When garages were filled with music

I remember one evening about 15 years ago when I first started back in walking. I was walking different loop routes through my neighborhood for exercise. On that evening Portlandia was in high form. As I walked I started hearing music coming from a number of the garages I past. It seemed every block had a garage with music. At first I thought it was a radio turned on while someone was working on something in the garage. Back then people listened to radios. But then I came to realized it was a group practicing their music. I would hear rock-n-roll coming out of one garage and chamber music from another and jazz from another and country-western from another and so on. The neighborhood was very much alive with garage bands practicing their art. Not long after that evening I switched to walking with a group in downtown and was not out walking my neighborhood any longer.

This last fall I started having knee problems and could not keep up with my downtown group. I started walking in my neighborhood again, now at a slower pace. It dawned on me one evening that the music coming from the garages was gone. I realized my neighborhood had changed. I think all of Portland has changed now. When it was the height of Portland Creative Renaissance you had live music coming from the garages and groups playing all over town.

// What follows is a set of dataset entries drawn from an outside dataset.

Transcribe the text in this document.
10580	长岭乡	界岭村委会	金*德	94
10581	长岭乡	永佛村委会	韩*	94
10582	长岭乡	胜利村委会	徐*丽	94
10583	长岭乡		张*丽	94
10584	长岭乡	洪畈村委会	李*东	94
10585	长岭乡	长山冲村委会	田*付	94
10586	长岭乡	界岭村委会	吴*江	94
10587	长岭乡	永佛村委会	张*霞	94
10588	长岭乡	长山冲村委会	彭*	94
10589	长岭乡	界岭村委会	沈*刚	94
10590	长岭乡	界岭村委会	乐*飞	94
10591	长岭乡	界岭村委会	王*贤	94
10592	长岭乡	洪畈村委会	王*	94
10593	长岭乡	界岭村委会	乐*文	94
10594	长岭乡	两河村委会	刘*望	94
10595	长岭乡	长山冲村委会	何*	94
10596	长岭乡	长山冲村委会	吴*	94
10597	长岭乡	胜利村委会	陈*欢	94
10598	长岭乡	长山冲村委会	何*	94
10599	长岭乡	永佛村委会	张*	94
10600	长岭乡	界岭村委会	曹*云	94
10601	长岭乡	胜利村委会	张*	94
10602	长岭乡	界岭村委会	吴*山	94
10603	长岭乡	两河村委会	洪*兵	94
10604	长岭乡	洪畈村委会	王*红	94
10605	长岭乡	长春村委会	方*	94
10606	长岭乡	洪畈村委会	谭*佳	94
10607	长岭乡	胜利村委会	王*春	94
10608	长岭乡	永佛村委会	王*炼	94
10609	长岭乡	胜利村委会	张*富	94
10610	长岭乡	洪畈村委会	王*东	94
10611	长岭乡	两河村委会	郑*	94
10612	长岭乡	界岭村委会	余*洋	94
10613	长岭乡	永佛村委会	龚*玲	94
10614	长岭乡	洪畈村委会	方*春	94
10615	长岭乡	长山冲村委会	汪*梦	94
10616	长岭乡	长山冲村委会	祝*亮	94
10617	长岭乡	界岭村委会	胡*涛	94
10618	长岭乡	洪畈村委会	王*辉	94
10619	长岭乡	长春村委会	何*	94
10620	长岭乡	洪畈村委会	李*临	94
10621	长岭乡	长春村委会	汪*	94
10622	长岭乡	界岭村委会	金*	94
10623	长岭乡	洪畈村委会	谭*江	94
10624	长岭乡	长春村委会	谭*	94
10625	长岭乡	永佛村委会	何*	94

You had small theatrical companies practicing and performing in every large or small space that had small rents. You had company’s, like Icebreaker and others, moving their design departments to Portland because the creative talent was here. They have left now. But now, even before the lock-down, the neighborhoods in Portland have gone quite. Now the neighborhoods are respectable and expensive. And the dream of Portlandia, a dream of live music coming from a garage on every block, has slowly slipped silently into the past.